For many obvious reasons, text-mining Donald Trump’s communications was by far the most popular topic that students choose for the practical assignment of the information retrieval and text mining course of Maastricht University’s Department of Data Science and AI in 2018. Here we will show some of the results.

Maartje Stokvis analyzed 33518 tweets sent by Donald Trump for positive and negative sentiments. Obviously, the negative sentiments were mostly about his opponent, Hillary Clinton.
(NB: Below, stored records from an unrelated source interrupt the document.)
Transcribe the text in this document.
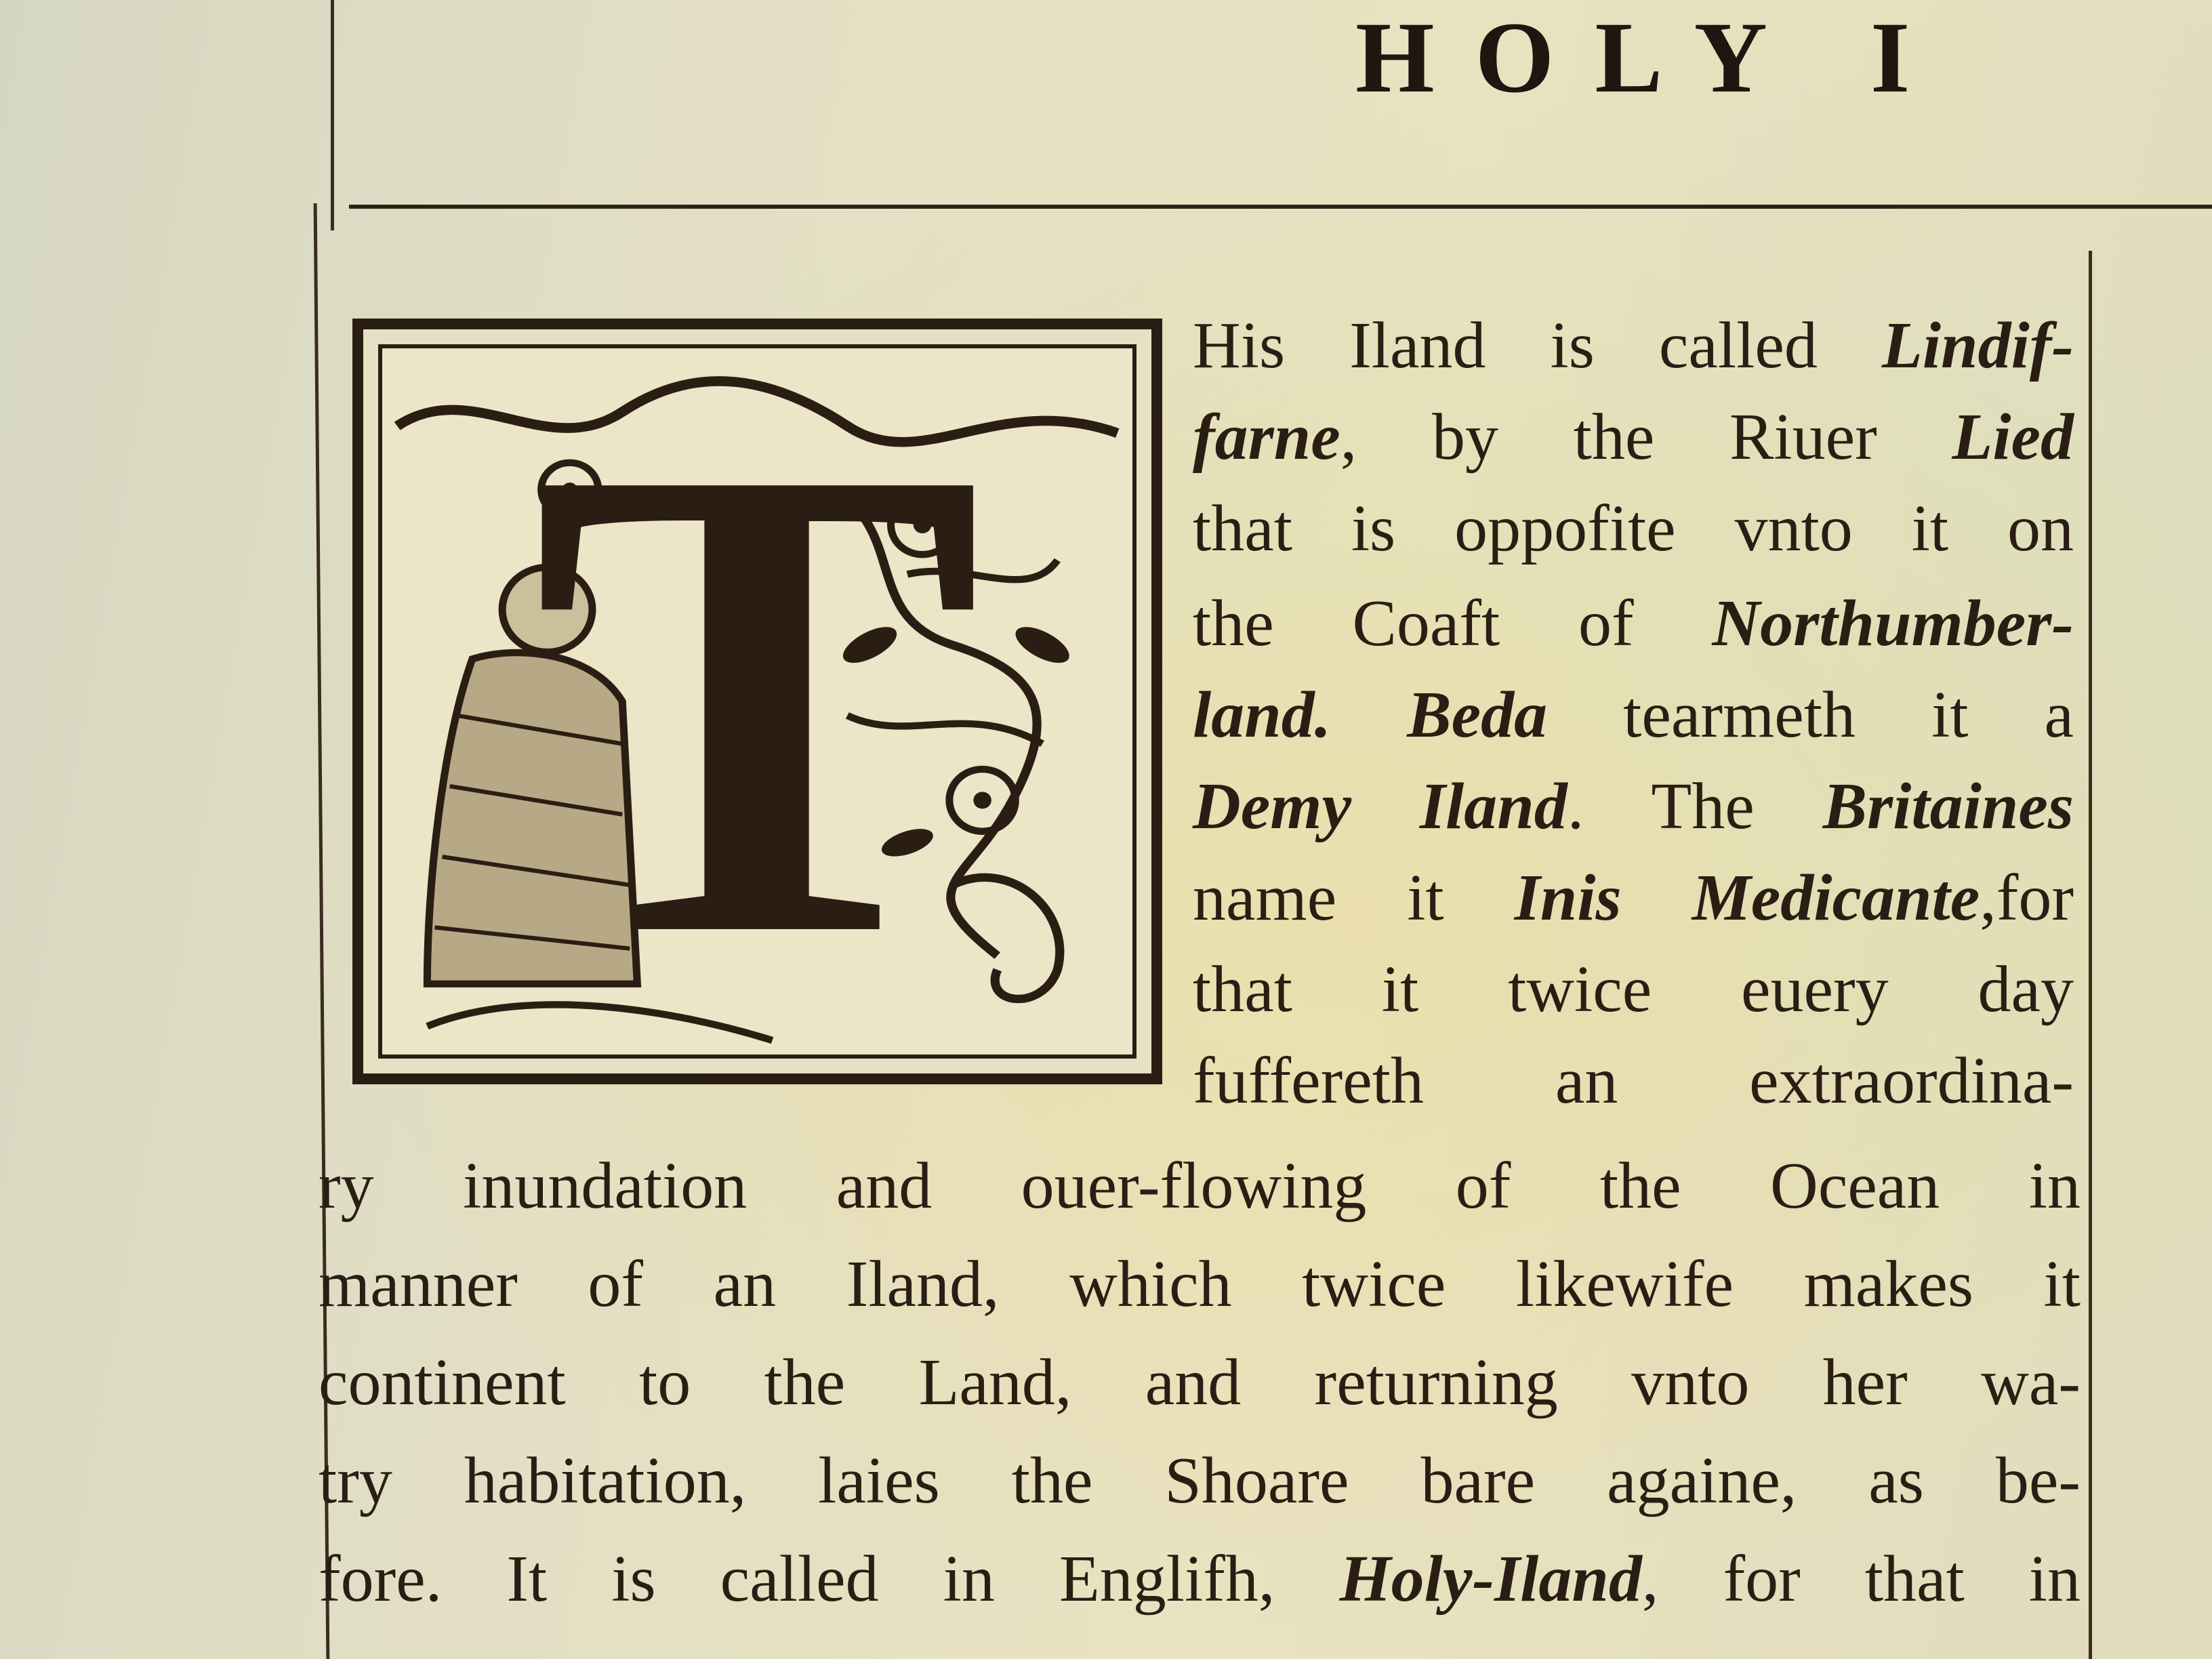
HOLY I
T	His Iland is called Lindif-
farne, by the Riuer Lied
that is oppofite vnto it on
the Coaft of Northumber-
land. Beda tearmeth it a
Demy Iland. The Britaines
name it Inis Medicante,for
that it twice euery day
fuffereth an extraordina-
ry inundation and ouer-flowing of the Ocean in
manner of an Iland, which twice likewife makes it
continent to the Land, and returning vnto her wa-
try habitation, laies the Shoare bare againe, as be-
fore. It is called in Englifh, Holy-Iland, for that in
Because he sign all his tweets with Donald Trump, his own name also shows up in the following word cloud. Some additional pre-processing could have prevented this.

Looking at the positive tweets, one can clearly observe what one would expect, including the “Make America Great Again” hashtag. Why Hillary Clinton shows up here too, is probably because he compares his positives against to her.

Julian Gorfer and Xi Chen looked at hundreds of thousands of tweets about Donald Trump, analyzing hashtag frequencies and identifying the 6 main topics in Trump’s communication using topic modeling using Non Negative Matrix Factorization (NMF).

As expected, most hashtags are on MAGA (Make American Great Again), but impeachment is #2 together with Stormy Daniels, as can be found below.

When taking a closer look at the six main topics, one can find a word cloud representation of the dominant words used in these topics below. Here too, we can clearly identify the main topics of the 2016 elections.

More interesting is when an analysis is made we identify the cynical tweets (using a special classifier which was trained to recognize cynical language from a large data sets of examples), word choosing are not that careful as one can observe!

In the following graph, a representation over time of both the sentiments and the levels of cynicism during the 2016 elections is expressed, although it is a bit complex visualization and hard to understand at first sight, one can observe that during the progress of the elections, positive sentiments are replaced by more negative ones and the levels of cynical language increases as well, which is all as one would expect.

S. Drenckberg and J. Schmidt looked at all the presidential speeches, extract topics and measures Trump’s sentiment on these topics.

Overall very negative, only positive after he was elected and a maximum of positive messages in the election speech in January 2017.

Tobias Stumm and Alexander Lukas combined all of the above by looking at both the transcripts of speeches and reactions to those: news articles from Reuters and thousands of tweets. Their approach was to measure the topics of Trump’s speeches and then relate these to sentiments expressed in the Reuters articles and public tweets on these specific topics. An overview of the topics over time (aka topic rivers), can be found below.

After extracting topics per tweet, they created a so-called Topic Co-Occurrence diagram, showing how often certain topics were used in the same communication. The thicker the line, the stronger the co-occurrence.

Per topics one can also determine the overall sentiment of the topic: positive, neutral or negative. Combining these insights can be found below, where a clear overview of the sentiments per topic is visualized. Here too, all conformation of what we would expect, so text-mining really works on these data sets!

Next, a temporal visualization of the overall sentiments during the elections was derived, which can be found below. Not surprisingly, the number of positive tweets reduced significantly from 2016 to 2018 and negative tweets start to dominate. This also includes Donald Trump’s tweets, which clearly become more negative in nature as the campaign progresses.